Run (2020)
Directed by: Aneesh Chaganty
Premise: A teenager (Kiera Allen) confined to a wheelchair and coping with a variety of health challenges investigates her medical history. She suspects that her mother (Sarah Paulson) is keeping secrets.
What Works: Run is a paranoia thriller and the extent to which this movie works is largely due to its central performances. Kiera Allen is cast as the physically handicapped daughter and Allen plays an engaging protagonist. There is a tendency in Hollywood films to portray the disabled as idealized or pitiable characters. Allen’s performance is full of life; her character is on the cusp of adulthood. She’s applying to colleges and demonstrates intelligence and volition. Allen is a likable screen presence and she’s vulnerable in a way that makes her character empathetic. Sarah Paulson is cast as the mother and although Paulson is doing the same creepy shtick she perfected over many seasons of American Horror Story she turns up the menace and balances it with a sliver of empathy. In Run, Paulson embodies the parent who is terrified of an empty nest but amplified to an extreme degree.

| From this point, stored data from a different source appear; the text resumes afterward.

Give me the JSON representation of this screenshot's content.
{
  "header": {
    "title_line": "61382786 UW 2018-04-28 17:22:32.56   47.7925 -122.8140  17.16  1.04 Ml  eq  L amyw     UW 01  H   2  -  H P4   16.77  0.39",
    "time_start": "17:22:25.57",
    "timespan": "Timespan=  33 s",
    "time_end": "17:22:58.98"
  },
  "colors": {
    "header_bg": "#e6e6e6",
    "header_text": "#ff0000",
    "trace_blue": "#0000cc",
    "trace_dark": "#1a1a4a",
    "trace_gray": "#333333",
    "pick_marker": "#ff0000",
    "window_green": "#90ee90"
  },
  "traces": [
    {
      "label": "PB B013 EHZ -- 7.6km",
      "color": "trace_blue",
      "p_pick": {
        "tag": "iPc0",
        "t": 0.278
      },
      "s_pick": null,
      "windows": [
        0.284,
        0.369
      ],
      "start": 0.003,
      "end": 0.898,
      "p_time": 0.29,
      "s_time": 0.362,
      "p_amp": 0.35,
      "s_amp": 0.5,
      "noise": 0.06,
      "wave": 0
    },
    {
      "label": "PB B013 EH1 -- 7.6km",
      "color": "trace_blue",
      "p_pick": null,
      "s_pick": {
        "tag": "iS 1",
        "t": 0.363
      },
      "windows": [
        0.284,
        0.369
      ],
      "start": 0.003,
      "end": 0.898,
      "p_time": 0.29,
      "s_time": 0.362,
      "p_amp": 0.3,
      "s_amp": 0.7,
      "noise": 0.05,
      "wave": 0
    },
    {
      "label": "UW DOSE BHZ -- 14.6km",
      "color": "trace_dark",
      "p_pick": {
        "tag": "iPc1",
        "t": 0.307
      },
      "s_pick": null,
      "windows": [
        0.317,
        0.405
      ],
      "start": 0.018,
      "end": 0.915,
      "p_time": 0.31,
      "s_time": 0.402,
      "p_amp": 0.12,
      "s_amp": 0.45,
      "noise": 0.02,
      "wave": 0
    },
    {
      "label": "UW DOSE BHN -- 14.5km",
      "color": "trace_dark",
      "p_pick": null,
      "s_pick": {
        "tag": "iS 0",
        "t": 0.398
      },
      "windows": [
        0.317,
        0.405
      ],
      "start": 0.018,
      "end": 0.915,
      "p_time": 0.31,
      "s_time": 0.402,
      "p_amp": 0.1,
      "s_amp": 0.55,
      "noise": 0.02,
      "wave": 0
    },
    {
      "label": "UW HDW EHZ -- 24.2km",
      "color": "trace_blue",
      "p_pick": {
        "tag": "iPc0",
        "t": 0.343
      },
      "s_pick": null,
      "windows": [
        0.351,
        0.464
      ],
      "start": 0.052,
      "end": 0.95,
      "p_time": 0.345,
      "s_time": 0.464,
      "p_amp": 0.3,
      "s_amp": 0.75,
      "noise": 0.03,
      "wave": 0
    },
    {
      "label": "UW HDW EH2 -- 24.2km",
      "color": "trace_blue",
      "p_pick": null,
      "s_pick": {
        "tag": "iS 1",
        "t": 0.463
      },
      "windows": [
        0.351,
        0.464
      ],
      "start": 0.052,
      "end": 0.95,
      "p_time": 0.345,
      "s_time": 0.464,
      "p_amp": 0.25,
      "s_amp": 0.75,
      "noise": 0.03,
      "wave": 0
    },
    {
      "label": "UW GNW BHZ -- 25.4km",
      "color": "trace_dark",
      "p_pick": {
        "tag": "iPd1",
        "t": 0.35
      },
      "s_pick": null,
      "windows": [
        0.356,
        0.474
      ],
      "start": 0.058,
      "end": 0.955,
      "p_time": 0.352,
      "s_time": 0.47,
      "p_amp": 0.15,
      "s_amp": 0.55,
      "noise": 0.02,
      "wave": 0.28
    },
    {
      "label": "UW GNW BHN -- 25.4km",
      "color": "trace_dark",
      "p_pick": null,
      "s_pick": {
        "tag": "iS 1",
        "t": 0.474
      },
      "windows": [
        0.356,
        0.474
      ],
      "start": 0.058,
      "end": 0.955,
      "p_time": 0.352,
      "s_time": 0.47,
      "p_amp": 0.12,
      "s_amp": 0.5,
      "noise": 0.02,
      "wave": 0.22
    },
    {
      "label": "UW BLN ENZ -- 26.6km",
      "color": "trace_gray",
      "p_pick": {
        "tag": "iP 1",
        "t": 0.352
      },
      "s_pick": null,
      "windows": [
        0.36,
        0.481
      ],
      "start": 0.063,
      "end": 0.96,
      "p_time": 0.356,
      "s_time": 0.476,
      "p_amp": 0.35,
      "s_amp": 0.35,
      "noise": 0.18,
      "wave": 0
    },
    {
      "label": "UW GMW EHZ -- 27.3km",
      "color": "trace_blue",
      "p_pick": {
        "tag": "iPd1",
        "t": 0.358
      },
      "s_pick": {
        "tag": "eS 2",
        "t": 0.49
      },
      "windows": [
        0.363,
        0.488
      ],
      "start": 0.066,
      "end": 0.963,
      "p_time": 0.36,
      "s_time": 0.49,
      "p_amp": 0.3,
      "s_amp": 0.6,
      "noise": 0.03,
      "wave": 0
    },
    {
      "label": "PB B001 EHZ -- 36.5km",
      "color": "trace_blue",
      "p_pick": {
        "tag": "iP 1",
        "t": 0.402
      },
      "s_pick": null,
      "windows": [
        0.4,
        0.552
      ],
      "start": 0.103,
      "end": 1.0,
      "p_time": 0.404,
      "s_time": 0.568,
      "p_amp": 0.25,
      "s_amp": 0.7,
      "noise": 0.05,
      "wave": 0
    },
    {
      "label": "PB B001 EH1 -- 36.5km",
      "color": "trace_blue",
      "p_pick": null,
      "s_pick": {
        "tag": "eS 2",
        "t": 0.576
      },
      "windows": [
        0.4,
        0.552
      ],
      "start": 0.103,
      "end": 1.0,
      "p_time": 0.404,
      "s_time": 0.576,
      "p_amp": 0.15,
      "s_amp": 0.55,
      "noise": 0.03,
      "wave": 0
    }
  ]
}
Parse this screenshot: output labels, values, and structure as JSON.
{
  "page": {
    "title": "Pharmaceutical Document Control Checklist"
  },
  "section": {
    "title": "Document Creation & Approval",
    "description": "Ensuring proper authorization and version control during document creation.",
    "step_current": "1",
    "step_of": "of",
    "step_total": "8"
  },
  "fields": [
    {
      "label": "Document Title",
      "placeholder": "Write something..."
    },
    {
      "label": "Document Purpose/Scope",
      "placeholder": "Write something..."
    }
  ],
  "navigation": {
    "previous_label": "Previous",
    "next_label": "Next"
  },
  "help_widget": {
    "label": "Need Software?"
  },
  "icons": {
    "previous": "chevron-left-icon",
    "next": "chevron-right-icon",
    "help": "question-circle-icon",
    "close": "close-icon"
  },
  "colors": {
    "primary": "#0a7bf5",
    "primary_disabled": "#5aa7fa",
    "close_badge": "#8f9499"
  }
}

The story of Run makes inventive use of the daughter’s limitations. The filmmakers thought through the challenges of limited mobility and constructed their story from that point of view in a way that gives this familiar scenario a new twist.
What Doesn’t: The excellent performances by Allen and Paulson elevate what is otherwise very silly material. An awful lot in this movie doesn’t make sense; the premise is so fragile that it falls to pieces if the viewer tries to think through any of it logically. The credulity of the movie is suspect right from the outset. With no outside motivation, the teenage daughter suspects that her mother harbors a malicious secret and she goes from trust to paranoia very quickly. The middle of the film consists of a series of reveals that are both very obvious but also increasingly outrageous. This story is not violating arcane HIPAA regulations; anyone who has ever been to a physician or a pharmacist will recognize the credibility problems of this movie. This is most glaring in the big exposition scene; Allen’s character finds a box sitting in plain sight with newspaper clippings and medical documents that layout the entire backstory. This is also a very predictable movie. The lead character’s physical disability adds some ingenuity but at its core Run is a story we’ve seen before and the movie offers few surprises.
DVD extras: Currently available on Hulu.
Bottom Line: Run is an acceptable paranoia thriller. The story is ridiculous and familiar but the performances and the execution are good enough to make Run a modestly entertaining diversion.